The latest revelations follow a public backlash against the expansive role of social media in American life, a trend fueled by allegations that Facebook and Twitter should have been more aggressive in preventing the Russian disinformation and taken even more forceful corrective measures afterward, the Post adds.
“People are angry with the platforms,” said Clint Watts, a former FBI agent and Foreign Policy Research Institute senior fellow who studies disinformation. “They built a system where it was too easy to manipulate.”
The National Democratic Institute is looking to test and implement new techniques and tools as part of a program to counter disinformation, improve discourse and ensure information integrity in democratic systems throughout the world. NDI is also working with nonpartisan citizen election monitors to more thoroughly assess their information environment and incorporate disinformation monitoring into their broader election observation initiatives, writes Daniel Arnaudo, NDI’s senior program manager for governance:
Social media and technology companies themselves play a huge role in this equation, and they are being increasingly called to account for the systems they manage. NDI, alongside partners in the democracy community, are developing a coalition to connect and push these companies to design their systems for democracy, such as through a hotline to quickly respond to online attacks on political parties, or cybersecurity training for campaigns, media and civil society organizations.

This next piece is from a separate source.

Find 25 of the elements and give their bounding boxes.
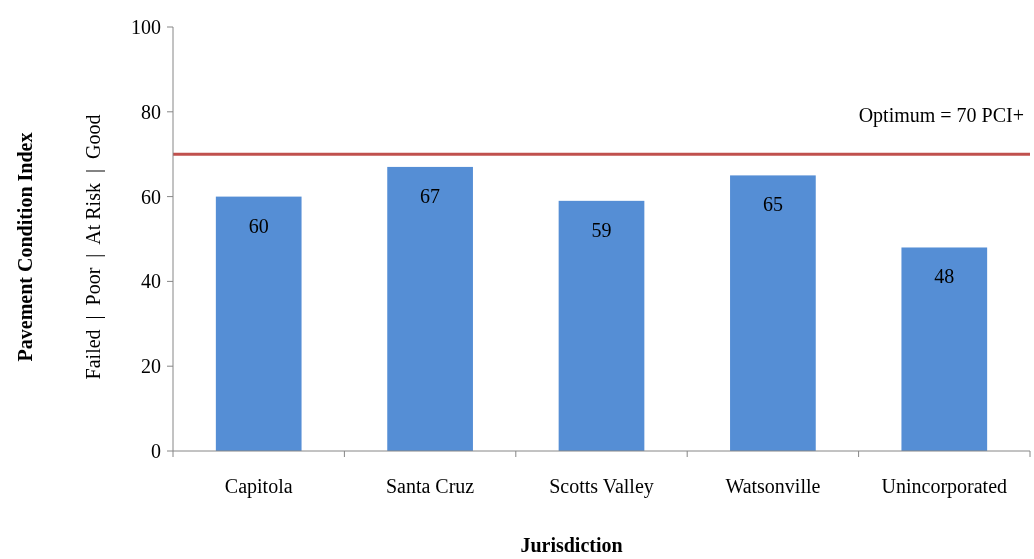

Reporters Without Borders (RSF), which launched #JournalismTrustInitiative earlier this year aiming at combatting disinformation, has published a new report called “Online Harassment of Journalists – Attack of the Trolls”, in which they present 25 recommendations directed at governments, international institutions, online platforms, media organizations and advertisers, StopFake reports. In the report, the modus operandi of the press freedom predators who orchestrate their online attacks against journalists are defined in three stages by RSF:
- Disinformation: journalistic content on social networks is drowned in a flood of fake news and pro-government content;
- Amplification: the impact of pro-government content is artificially enhanced by commentators who are paid by the government to post messages on social networks or by bots, computer programs that automatically generate posts;
- Intimidation: journalists are personally targeted, insulted and threatened, in order to discredit them and reduce them to silence.
Rappler CEO and executive editor Maria Ressa talks to Peter Pomerantsev, a visiting senior fellow at the Institute of Global Affairs at the London School of Economics, about Facebook, truth, and the crisis of democracy (above).
The International Forum for Democratic Studies has published an issue brief on “How Disinformation Impacts Politics and Publics,” which examines how disinformation is used and consumed, proactive and reactive disinformation strategies in different country contexts, and the scale of the disinformation crisis.
Moldova is highly ‘vulnerable’ to Russian propaganda [HT: NED’s CIMA], says Balkan Insight. It is the most exposed country in Eastern Europe to Russian propaganda, owing to the dominance of Russian-language media, the Russian orientation of the main Church, poverty and lack of trust in the political class, according to a study called “Resistance to disinformation in Central and Eastern Europe”.